Maybe that’s not really understanding life, but simply living it a little more.

Wisdom Comes with a Price

Wisdom comes with a price. Sometimes the price is age. Sometimes the price is pain. Sometimes the price is sacrifice and sometimes it is study. Sometimes wisdom comes with love which requires no reciprocation, and the price is humility. Sometimes it comes with giving which requires no acknowledgement, and the price is anonymity. Wisdom is sometimes called experience. Some people gain more wisdom quickly because they are open to the ideas and opinions of others. But, wisdom is hard to find in a mind made up to the certainty of all things, at the expense of the independent thought of others. Wisdom is understanding, and understanding can only be determined by the compassion to consider even some things with which you may not agree. Wisdom is respect shown until respect is no longer given. When respect is no longer given, wisdom dictates distance from disrespect. I wish I were wise enough to be a problem solver instead of just an observer. One day I hope to be, if I can live long enough to gain that experience.

Can Man Reach the Stars

I wonder if mankind will ever get to the point where they can reach out to the other planets and the stars? Most efforts to that effect have been being done by private corporations in the last couple of decades, but now with the Artemis program, talk about reviving NASA seems to be turning into action, just like in the old days. How well I remember the early days of the “space race” between the United States and the USSR. The Russians beat us to the punch with “Sputnik” and the first man in outer space was Yuri Gagarin…back in April of 1961. Our first man in space was Alan Shepherd, who launched a month behind the Russians on May 5th of 1961.

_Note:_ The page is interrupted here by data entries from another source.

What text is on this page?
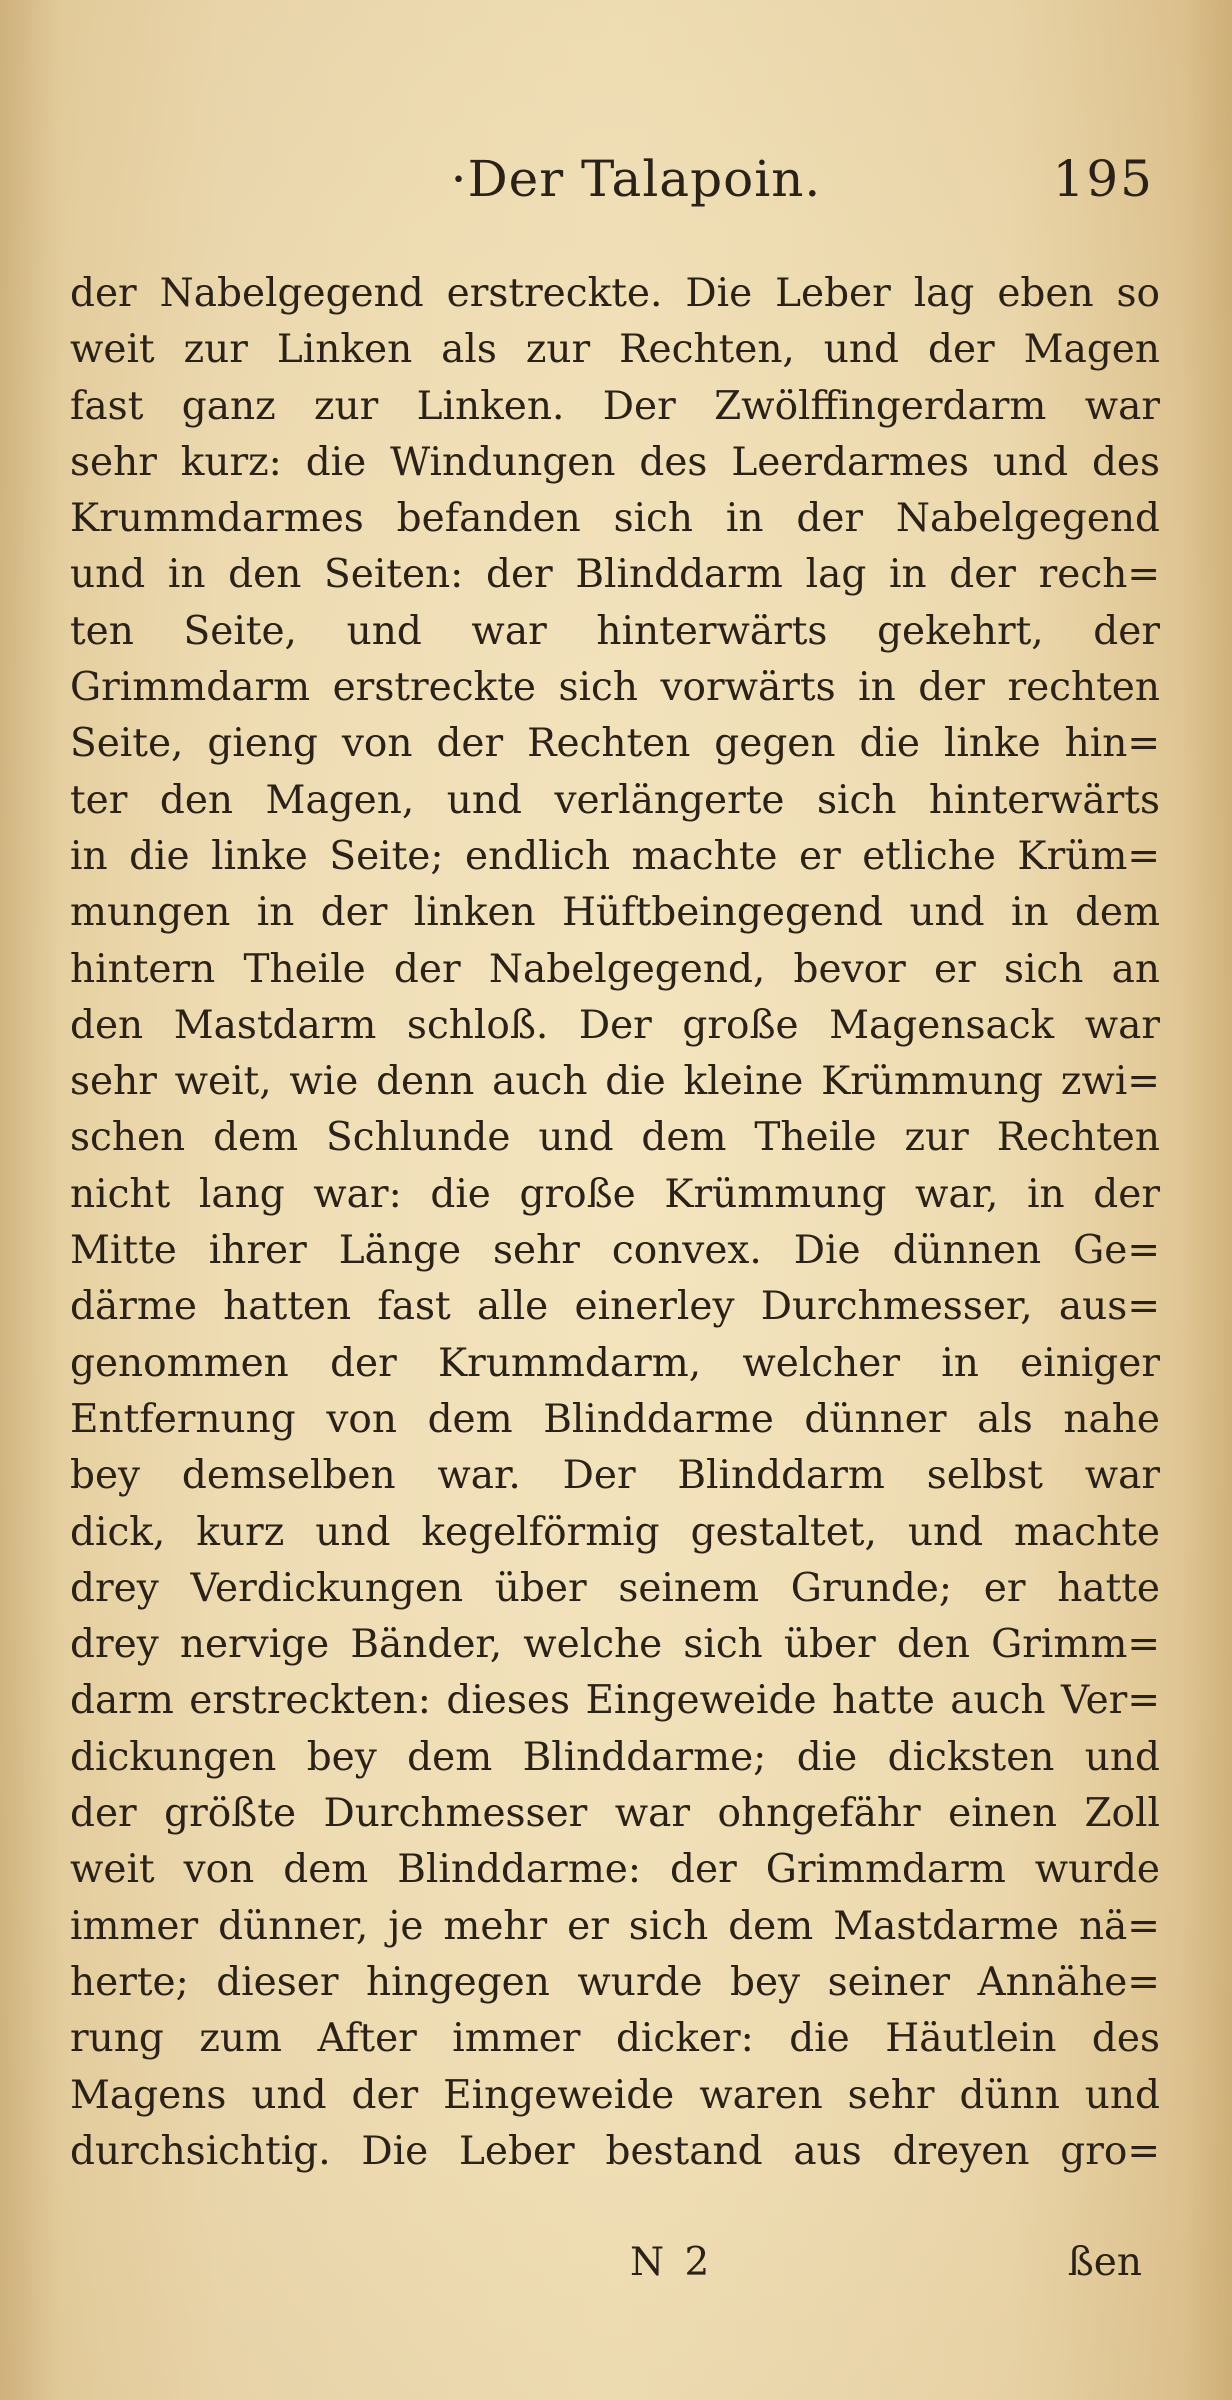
·Der Talapoin.	195
der Nabelgegend erstreckte. Die Leber lag eben so
weit zur Linken als zur Rechten, und der Magen
fast ganz zur Linken. Der Zwölffingerdarm war
sehr kurz: die Windungen des Leerdarmes und des
Krummdarmes befanden sich in der Nabelgegend
und in den Seiten: der Blinddarm lag in der rech=
ten Seite, und war hinterwärts gekehrt, der
Grimmdarm erstreckte sich vorwärts in der rechten
Seite, gieng von der Rechten gegen die linke hin=
ter den Magen, und verlängerte sich hinterwärts
in die linke Seite; endlich machte er etliche Krüm=
mungen in der linken Hüftbeingegend und in dem
hintern Theile der Nabelgegend, bevor er sich an
den Mastdarm schloß. Der große Magensack war
sehr weit, wie denn auch die kleine Krümmung zwi=
schen dem Schlunde und dem Theile zur Rechten
nicht lang war: die große Krümmung war, in der
Mitte ihrer Länge sehr convex. Die dünnen Ge=
därme hatten fast alle einerley Durchmesser, aus=
genommen der Krummdarm, welcher in einiger
Entfernung von dem Blinddarme dünner als nahe
bey demselben war. Der Blinddarm selbst war
dick, kurz und kegelförmig gestaltet, und machte
drey Verdickungen über seinem Grunde; er hatte
drey nervige Bänder, welche sich über den Grimm=
darm erstreckten: dieses Eingeweide hatte auch Ver=
dickungen bey dem Blinddarme; die dicksten und
der größte Durchmesser war ohngefähr einen Zoll
weit von dem Blinddarme: der Grimmdarm wurde
immer dünner, je mehr er sich dem Mastdarme nä=
herte; dieser hingegen wurde bey seiner Annähe=
rung zum After immer dicker: die Häutlein des
Magens und der Eingeweide waren sehr dünn und
durchsichtig. Die Leber bestand aus dreyen gro=
N 2	ßen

President Kennedy stood before America only 20 days later and said: “We choose to go to the moon. We choose to go to the moon in this decade and do the other things, not because they are easy, but because they are hard, because that goal will serve to organize and measure the best of our energies and skills, because that challenge is one that we are willing to accept, one we are unwilling to postpone, and one which we intend to win, and the others, too. “What a leader he was. And so we were off and running, and on July 20th 1969, Neil Armstrong set foot on the moon. No other country has ever put a man there since. We have gone through fifty years since then, with other programs taking the place of “deep space” travel. The Space shuttle program…the space station. All of that was exciting, but not something which would serve to inspire the soul. Reaching out past our planet into the unknown is something exciting. With programs like Artemis, humanity seems to be pointed out towards the depth of space again. Away from the Earth, out into the unknown and unknowable. Out to perhaps one day having humanity set foot on another world. I’m a lifelong reader of Science Fiction and Fantasy. I loved Asimov, Clarke, and Heinlein. I also liked less well known authors also, like Frank Herbert and later on Orson Scott Card. But it was mainly Heinlein who really put the reader out there amongst the stars. I really “grokked” his books.

This morning as I looked out at the stars in the bright but dark sky, I thought of a quote I had read from author Norman Cousins, who became famous for “laughing” himself back to health: To be able to rise from the earth; to be able, from a station in outer space, to see the relationship of the planet earth to other planets; to be able to contemplate the billions of factors in precise and beautiful combination that make human existence possible; to be able to dwell on an encounter of the human brain and spirit with the universe—all this enlarges the human horizon . . .— Norman Cousins, 1973

Hopefully soon, the United States, and perhaps the entire world will again take its first baby steps towards a hopeful ultimate destiny of reaching the stars and the planets surrounding them, and “going where no man has gone before.”